POLITIQUE
25/02/2013 07:12 EST | Actualisé 27/02/2013 10:01 EST

Le Sommet de la fuite en avant, estime Jean-Marc Fournier

PC

La première journée du Sommet sur l’enseignement supérieur n’est pas encore terminée que déjà les chefs des partis de l’opposition à l’Assemblée nationale remettent en question l’intérêt de la démarche. Ils accusent également le gouvernement Marois de fuir ses responsabilités en matière d’éducation.

Bien que les travaux se déroulent dans une ambiance calme et même cordiale entre les différents intervenants réunis, certains ne se gênent pas pour dénoncer le manque de décision de la part du gouvernement.

Une critique qui fait dire au chef par intérim de l’opposition officielle à l’Assemblée nationale, Jean-Marc Fournier, que le Sommet est un exercice où les résultats risquent d’être absents.

Un Sommet reporté

«Le Sommet a été reporté. Il n’y a aucun Sommet. Il n’y a aucune décision prise. À part la décision qui a été prise, soit celle de ne prendre aucune décision», ironise le chef par intérim du Parti libéral du Québec (PLQ).

Selon Jean-Marc Fournier, le gouvernement est en train de démontrer son incapacité à prendre des décisions. Une observation attribuable, entre autres, au fait que le gouvernement Marois a annoncé depuis le début du Sommet la création de groupe de travail afin d’étudier certaines questions.

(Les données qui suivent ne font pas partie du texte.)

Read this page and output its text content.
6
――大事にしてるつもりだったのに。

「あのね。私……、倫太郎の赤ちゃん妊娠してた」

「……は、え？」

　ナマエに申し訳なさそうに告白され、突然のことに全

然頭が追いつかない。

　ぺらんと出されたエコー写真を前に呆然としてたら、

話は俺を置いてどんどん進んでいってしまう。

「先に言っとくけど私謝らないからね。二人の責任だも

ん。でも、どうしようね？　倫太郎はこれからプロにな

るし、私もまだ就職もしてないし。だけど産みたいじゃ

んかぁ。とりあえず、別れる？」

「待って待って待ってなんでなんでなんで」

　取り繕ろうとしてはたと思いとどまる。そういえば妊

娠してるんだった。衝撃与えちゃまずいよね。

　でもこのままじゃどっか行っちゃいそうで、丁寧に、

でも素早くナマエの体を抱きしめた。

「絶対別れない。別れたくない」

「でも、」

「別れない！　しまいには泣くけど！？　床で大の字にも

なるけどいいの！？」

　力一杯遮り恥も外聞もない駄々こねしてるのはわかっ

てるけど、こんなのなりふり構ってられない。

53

«Je ne sais plus à combien de groupes de travail ils sont rendus… d’assises, de comités. Il y a eu beaucoup de report dans le temps. Écoutez, ils sont en train de reporter jusqu’à trois ans dans le temps. C’est une surprise totale», dénonce-t-il, accusant le gouvernement Marois de ne pas respecter les attentes des Québécois à l’égard du Sommet.

«Le consensus il est sur quoi : sur ‘’rejaser’’ plus tard ? Il y a zéro décision. Nous avons un gouvernement impuissant. C’est le flou absolu. On a l’impression qu’il n’y a pas de gouvernement», poursuit-il.

Les vraies questions évacuées

Même son de cloche de la part du chef de la Coalition avenir Québec (CAQ), François Legault. «Nous avons un débat, mais pas sur les vrais sujets», se désole-t-il.

En début d’après-midi, le deuxième atelier du Sommet portait sur «renforcer la recherche et la collaboration entre les établissements et leurs milieux». Or, le chef de la CAQ a dénoncé les coupures de 250M$ dans les fonds de la recherche, et ce, malgré une annonce d’un investissement de 15M$ additionnels lors du Sommet. «Il ne faut pas oublier que les coupures sont maintenant», martèle-t-il.

François Legault s’est également opposé à la création du Conseil national des universités.

Du côté de Québec Solidaire, Françoise David s’est par ailleurs réjouie de la création du Conseil national des universités. Elle a aussi souligné la volonté du gouvernement Marois de demander des redditions de comptes aux universités.

«Je souligne également que le gouvernement a réaffirmé son engagement envers le rôle des cégeps», conclut-elle.